Y aprovechábamos el sol, lo exprimíamos hasta agotarlo, y después la luz se volvía rosa y llegaba el momento de la ducha. Nos recuerdo sentados en el césped, esperábamos nuestro turno y con más o menos ganas nos dejábamos enjabonar bajo un grifo al aire libre, junto a la baranda de hierro donde nos esperaban las toallas, las avispas y algún albornoz. Nos vestían, con aquellos petos y aquellos polos de colores, las Victoria de todas las tallas y allí, sentaditos alrededor de los abuelos -recuerdo sus hamacas, la tumbona naranja de la abuela, los sillones diminutos donde alguna vez dejamos de caber -devorábamos un bocadillo y un batido y comenzábamos a darle vueltas al tema y el abuelo nos azuzaba, hace falta convencer a mamá, queremos quedarnos otro rato y a ver cómo lo hacemos, a lo mejor ir a por churros o jugar o hacer teatros. El caso era no marcharnos jamás.
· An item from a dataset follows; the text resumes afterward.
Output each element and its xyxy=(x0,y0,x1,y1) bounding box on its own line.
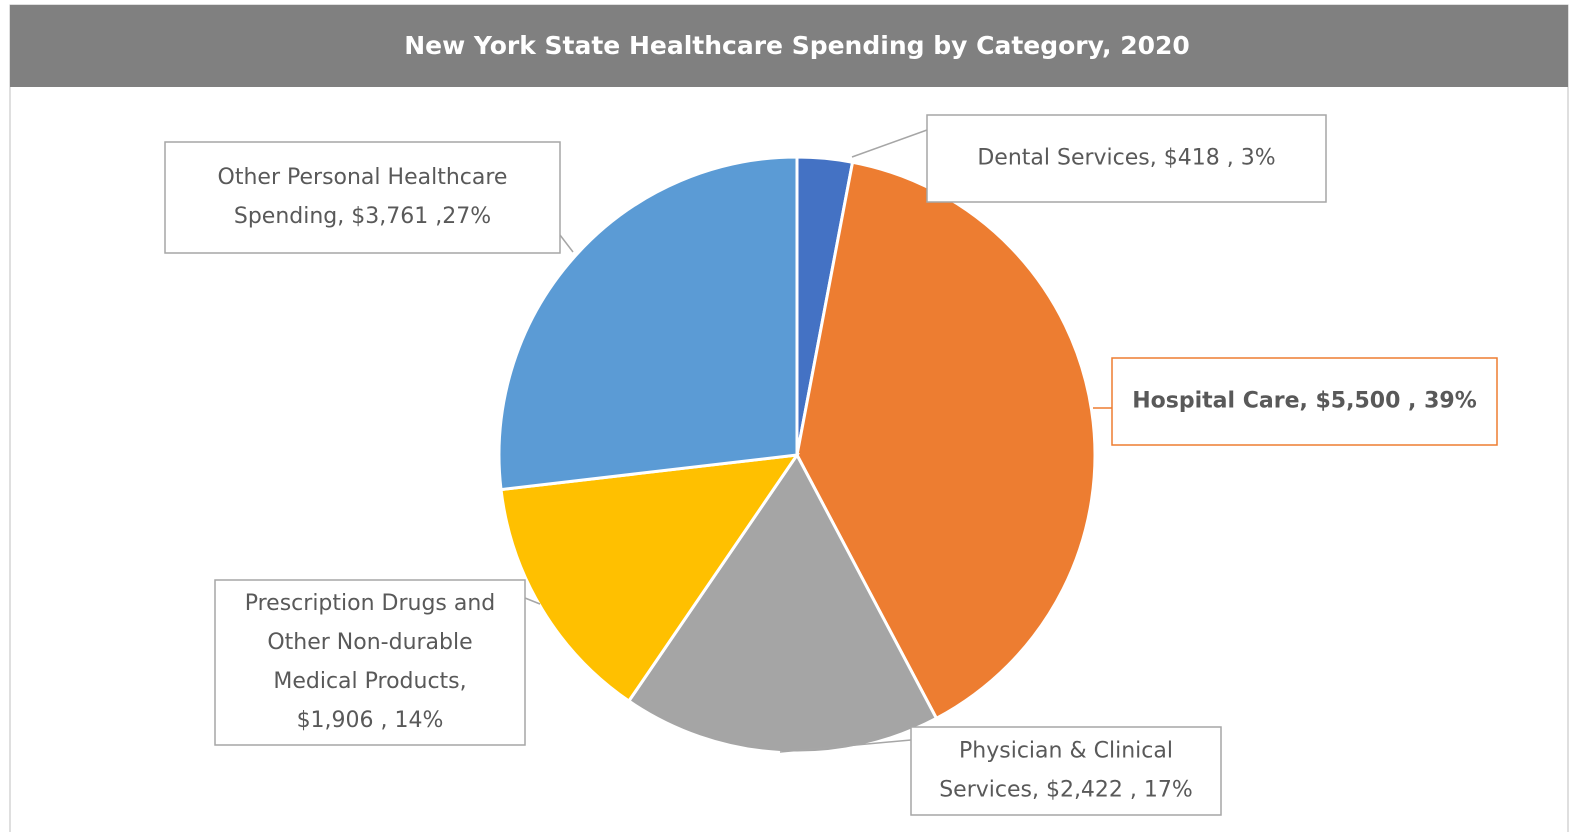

Luego ocurrió que crecimos. No recuerdo cómo ni cuándo. Lo único de lo que estoy segura es de que mis primas y yo nos tumbábamos a tomar el sol, hablábamos de aquellos temas que por aquel entonces lo eran todo y nos fingíamos mayores, dejábamos pasar el tiempo, lo dejamos escapar. 

Hoy, que esos veranos más allá de las tinajas han quedado atrás, he querido cerrar los ojos y al calor del sol, a la impresión de mis pies descalzos sobre la hierba, me esfuerzo y apenas consigo lo que quisiera: la exaltación agreste de la infancia, poderla recuperar.